On Tuesday, August 1, the second program on cinema and law was broadcast on Jelo en verano, on Onda Cero, directed by Arturo Téllez during the last week of July and the month of August. On this occasion we commented (you can listen to it from minute 8 onwards) on a well-known film based, like the others this summer, on real cases: The Nuremberg Trial, to which in Spain an emphatic question was added to the original title: “Victors or vanquished”. It is from 1961, was directed by Stanley Kramer and starred Spencer Tracy, Burt Lancaster, Richard Widmark, Marlene Dietrich, Maximilian Schell (who received the Oscar for best actor), Judy Garland and Montgomery Clift.

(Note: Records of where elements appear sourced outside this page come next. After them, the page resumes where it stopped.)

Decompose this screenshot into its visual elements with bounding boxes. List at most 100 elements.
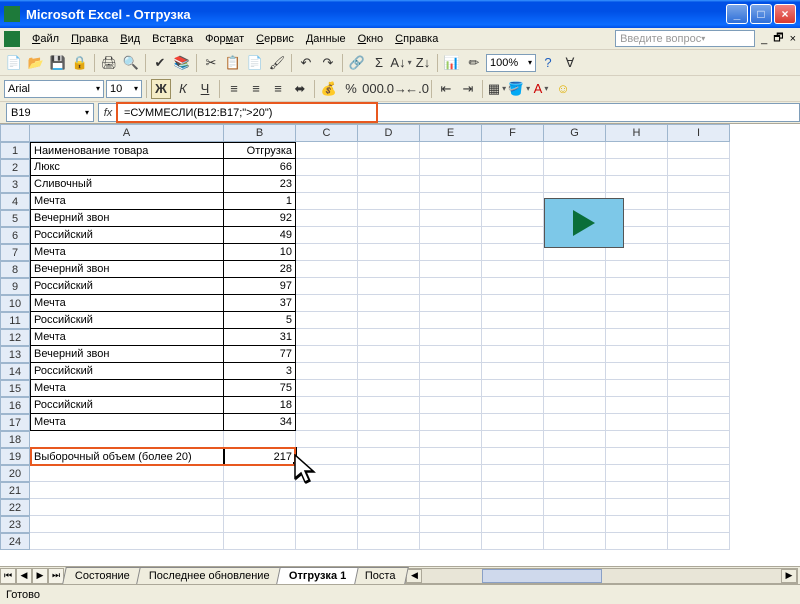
cell-empty[interactable] [482, 380, 544, 397]
help-search-box[interactable]: Введите вопрос▾ [615, 30, 755, 47]
cell-empty[interactable] [420, 329, 482, 346]
cell-empty[interactable] [606, 159, 668, 176]
cell-empty[interactable] [296, 363, 358, 380]
permission-icon[interactable]: 🔒 [70, 53, 90, 73]
cell-empty[interactable] [544, 516, 606, 533]
select-all-corner[interactable] [0, 124, 30, 142]
name-box[interactable]: B19▾ [6, 103, 94, 122]
cell-B7[interactable]: 10 [224, 244, 296, 261]
cell-empty[interactable] [606, 142, 668, 159]
merge-center-icon[interactable]: ⬌ [290, 79, 310, 99]
cell-empty[interactable] [668, 295, 730, 312]
cell-empty[interactable] [606, 482, 668, 499]
cell-empty[interactable] [482, 142, 544, 159]
zoom-box[interactable]: 100%▾ [486, 54, 536, 72]
cell-empty[interactable] [606, 448, 668, 465]
cell-empty[interactable] [668, 244, 730, 261]
borders-icon[interactable]: ▦ [487, 79, 507, 99]
cell-empty[interactable] [668, 465, 730, 482]
row-header-14[interactable]: 14 [0, 363, 30, 380]
spelling-icon[interactable]: ✔ [150, 53, 170, 73]
row-header-22[interactable]: 22 [0, 499, 30, 516]
cell-B17[interactable]: 34 [224, 414, 296, 431]
cell-B1[interactable]: Отгрузка [224, 142, 296, 159]
cell-empty[interactable] [606, 295, 668, 312]
sheet-tab-2[interactable]: Последнее обновление [136, 567, 282, 584]
cell-empty[interactable] [296, 346, 358, 363]
cell-B23[interactable] [224, 516, 296, 533]
cell-empty[interactable] [606, 329, 668, 346]
undo-icon[interactable]: ↶ [296, 53, 316, 73]
cell-B24[interactable] [224, 533, 296, 550]
cell-A18[interactable] [30, 431, 224, 448]
cell-empty[interactable] [668, 261, 730, 278]
spreadsheet-grid[interactable]: A B C D E F G H I 1Наименование товараОт… [0, 124, 800, 566]
row-header-1[interactable]: 1 [0, 142, 30, 159]
cell-empty[interactable] [544, 380, 606, 397]
cell-empty[interactable] [606, 312, 668, 329]
menu-help[interactable]: Справка [389, 31, 444, 47]
cell-empty[interactable] [420, 227, 482, 244]
cell-empty[interactable] [296, 278, 358, 295]
cell-B18[interactable] [224, 431, 296, 448]
cell-empty[interactable] [668, 210, 730, 227]
row-header-18[interactable]: 18 [0, 431, 30, 448]
menu-view[interactable]: Вид [114, 31, 146, 47]
format-painter-icon[interactable]: 🖌 [267, 53, 287, 73]
cell-A13[interactable]: Вечерний звон [30, 346, 224, 363]
sheet-tab-1[interactable]: Состояние [62, 567, 143, 584]
cell-empty[interactable] [482, 329, 544, 346]
cut-icon[interactable]: ✂ [201, 53, 221, 73]
cell-empty[interactable] [296, 380, 358, 397]
align-right-icon[interactable]: ≡ [268, 79, 288, 99]
cell-B8[interactable]: 28 [224, 261, 296, 278]
cell-B10[interactable]: 37 [224, 295, 296, 312]
cell-empty[interactable] [606, 261, 668, 278]
hyperlink-icon[interactable]: 🔗 [347, 53, 367, 73]
cell-A12[interactable]: Мечта [30, 329, 224, 346]
cell-A5[interactable]: Вечерний звон [30, 210, 224, 227]
cell-empty[interactable] [296, 397, 358, 414]
cell-A3[interactable]: Сливочный [30, 176, 224, 193]
cell-empty[interactable] [668, 431, 730, 448]
cell-empty[interactable] [482, 465, 544, 482]
cell-empty[interactable] [668, 278, 730, 295]
cell-empty[interactable] [296, 210, 358, 227]
cell-empty[interactable] [668, 397, 730, 414]
cell-empty[interactable] [420, 397, 482, 414]
cell-empty[interactable] [482, 244, 544, 261]
cell-empty[interactable] [358, 465, 420, 482]
cell-B5[interactable]: 92 [224, 210, 296, 227]
cell-B2[interactable]: 66 [224, 159, 296, 176]
row-header-24[interactable]: 24 [0, 533, 30, 550]
maximize-button[interactable]: □ [750, 4, 772, 24]
cell-empty[interactable] [482, 499, 544, 516]
bold-button[interactable]: Ж [151, 79, 171, 99]
open-icon[interactable]: 📂 [26, 53, 46, 73]
cell-empty[interactable] [420, 261, 482, 278]
new-doc-icon[interactable]: 📄 [4, 53, 24, 73]
cell-empty[interactable] [482, 448, 544, 465]
formula-input[interactable]: =СУММЕСЛИ(B12:B17;">20") [118, 103, 800, 122]
percent-icon[interactable]: % [341, 79, 361, 99]
cell-A2[interactable]: Люкс [30, 159, 224, 176]
cell-empty[interactable] [296, 516, 358, 533]
cell-empty[interactable] [358, 397, 420, 414]
cell-empty[interactable] [296, 414, 358, 431]
cell-empty[interactable] [544, 533, 606, 550]
cell-empty[interactable] [606, 346, 668, 363]
cell-empty[interactable] [544, 363, 606, 380]
cell-empty[interactable] [482, 414, 544, 431]
col-header-I[interactable]: I [668, 124, 730, 142]
cell-B4[interactable]: 1 [224, 193, 296, 210]
cell-A4[interactable]: Мечта [30, 193, 224, 210]
play-overlay[interactable] [544, 198, 624, 248]
row-header-13[interactable]: 13 [0, 346, 30, 363]
cell-empty[interactable] [420, 159, 482, 176]
cell-empty[interactable] [544, 295, 606, 312]
cell-empty[interactable] [668, 159, 730, 176]
cell-B21[interactable] [224, 482, 296, 499]
cell-empty[interactable] [668, 346, 730, 363]
autosum-icon[interactable]: Σ [369, 53, 389, 73]
cell-empty[interactable] [296, 295, 358, 312]
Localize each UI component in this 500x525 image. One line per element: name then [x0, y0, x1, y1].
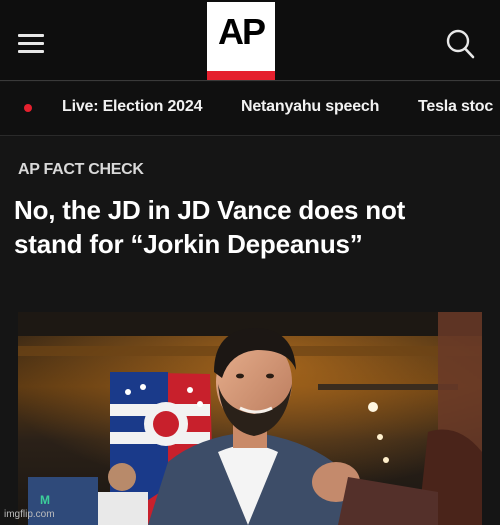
trending-nav: Live: Election 2024 Netanyahu speech Tes… — [0, 82, 500, 136]
svg-text:M: M — [40, 493, 50, 507]
article: AP FACT CHECK No, the JD in JD Vance doe… — [0, 137, 500, 525]
article-photo[interactable]: M — [18, 312, 482, 525]
ap-logo[interactable]: AP — [207, 2, 275, 80]
logo-red-bar — [207, 71, 275, 80]
article-kicker[interactable]: AP FACT CHECK — [18, 161, 144, 179]
headline-line-2: stand for “Jorkin Depeanus” — [14, 229, 363, 259]
nav-item-tesla[interactable]: Tesla stoc — [418, 98, 493, 116]
headline: No, the JD in JD Vance does not stand fo… — [14, 193, 492, 261]
nav-item-live-election[interactable]: Live: Election 2024 — [62, 98, 202, 116]
logo-text: AP — [217, 11, 266, 52]
headline-line-1: No, the JD in JD Vance does not — [14, 195, 406, 225]
nav-item-netanyahu[interactable]: Netanyahu speech — [241, 98, 379, 116]
top-bar: AP — [0, 0, 500, 81]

The film focuses on the prosecution of a series of judges who had applied Nazi legislation in Germany, although the connivance of much of German society at the time is also present. The trial that unfolds in the film includes the testimony of the main witness in a trial held during Nazism, the “Katzenberger case” in which a Jew was accused of “improper intercourse” with an Aryan woman and sentenced to death in 1942.
This film, among other legal issues, raises questions related to the legitimizing role of law, the actions of international courts, the application of a crime – genocide – that did not exist as such at the time of the commission of the facts, but also the perverse practice of jurists who did not hesitate to violate Nazi law itself if that was “necessary” to obtain convictions against innocent people.
As a complement, several books are highly recommended; here we will limit ourselves to mentioning three: ¿Vencedores o vencidos? by Francisco Muñoz Conde and Marta Muñoz Aunión; Calle Este-Oeste-Oeste, by Philiphe Sands, and Derecho degenerado. Teoría jurídica y juristas de cámara en el Tercer Reich, by Bernd Rüthers.